2. Transparansi Anggaran Publik
Setiap rupiah pajak rakyat harus bisa ditelusuri. APBN dan APBD perlu dipublikasikan secara digital dan dapat diakses publik secara real-time.
3. Penegakan Hukum yang Tegas
Hukuman bagi koruptor harus memberikan efek jera: penyitaan aset, larangan berpolitik seumur hidup, hingga hukuman maksimal bagi pengkhianat bangsa.
4. Budaya Anti-Korupsi Sejak Dini
Pendidikan karakter dan agama harus menanamkan nilai kejujuran, integritas, serta rasa malu mengambil hak orang lain.
5. Pemimpin sebagai Teladan
Teladan pemimpin adalah kunci. Jika pemimpin bersih, bawahan akan segan berbuat curang. Sebaliknya, jika pemimpin kotor, maka sistem runtuh karena teladan buruk dari puncak kekuasaan.

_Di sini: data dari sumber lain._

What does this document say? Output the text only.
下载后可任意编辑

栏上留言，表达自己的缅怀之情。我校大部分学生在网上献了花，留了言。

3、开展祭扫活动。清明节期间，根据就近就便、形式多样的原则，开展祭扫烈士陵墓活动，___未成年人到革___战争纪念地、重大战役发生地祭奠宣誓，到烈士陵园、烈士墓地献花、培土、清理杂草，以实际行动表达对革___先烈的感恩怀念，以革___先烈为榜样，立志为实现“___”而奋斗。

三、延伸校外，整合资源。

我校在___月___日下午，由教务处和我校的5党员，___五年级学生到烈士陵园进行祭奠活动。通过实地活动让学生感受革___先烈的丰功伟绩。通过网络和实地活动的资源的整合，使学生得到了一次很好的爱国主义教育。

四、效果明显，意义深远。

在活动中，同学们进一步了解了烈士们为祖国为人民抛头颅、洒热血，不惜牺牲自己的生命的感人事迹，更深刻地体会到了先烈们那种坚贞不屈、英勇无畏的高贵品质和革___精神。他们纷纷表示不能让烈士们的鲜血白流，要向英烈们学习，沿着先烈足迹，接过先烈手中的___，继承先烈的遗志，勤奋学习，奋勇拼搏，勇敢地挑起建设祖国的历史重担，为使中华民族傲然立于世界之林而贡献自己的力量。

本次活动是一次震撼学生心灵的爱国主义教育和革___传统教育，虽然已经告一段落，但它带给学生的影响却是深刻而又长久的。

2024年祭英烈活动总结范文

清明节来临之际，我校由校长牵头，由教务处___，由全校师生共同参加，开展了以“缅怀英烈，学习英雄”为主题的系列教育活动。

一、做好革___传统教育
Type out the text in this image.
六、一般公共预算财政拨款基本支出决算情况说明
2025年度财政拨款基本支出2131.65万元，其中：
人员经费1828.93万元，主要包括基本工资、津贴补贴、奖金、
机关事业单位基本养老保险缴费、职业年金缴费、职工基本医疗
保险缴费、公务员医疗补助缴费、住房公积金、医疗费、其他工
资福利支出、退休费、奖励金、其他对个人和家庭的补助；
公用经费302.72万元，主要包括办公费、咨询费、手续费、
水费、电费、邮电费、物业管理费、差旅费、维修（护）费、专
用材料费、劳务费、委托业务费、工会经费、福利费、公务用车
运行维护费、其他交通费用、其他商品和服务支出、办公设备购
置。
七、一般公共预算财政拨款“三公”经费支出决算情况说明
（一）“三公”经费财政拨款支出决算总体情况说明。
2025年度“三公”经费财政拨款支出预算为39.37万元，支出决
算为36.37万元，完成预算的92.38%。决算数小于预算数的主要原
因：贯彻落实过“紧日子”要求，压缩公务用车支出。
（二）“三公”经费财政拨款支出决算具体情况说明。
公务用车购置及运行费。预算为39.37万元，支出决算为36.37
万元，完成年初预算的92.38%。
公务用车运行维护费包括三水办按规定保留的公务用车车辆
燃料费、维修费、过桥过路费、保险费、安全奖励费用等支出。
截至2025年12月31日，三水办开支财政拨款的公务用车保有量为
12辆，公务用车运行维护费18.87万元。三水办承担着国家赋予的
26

Indonesia tidak miskin. Indonesia hanya “dipaksa” terlihat miskin karena uang rakyat dibajak oleh maling berseragam pejabat dan kroninya. Jalan keluar bukan dengan menambah utang atau meningkatkan pajak, melainkan dengan memangkas praktik KKN.
Saat maling dan KKN berhasil diberantas, kekayaan bangsa akan kembali kepada rakyat. Indonesia akan berdiri sebagai negara kaya yang adil, makmur, dan berdaulat.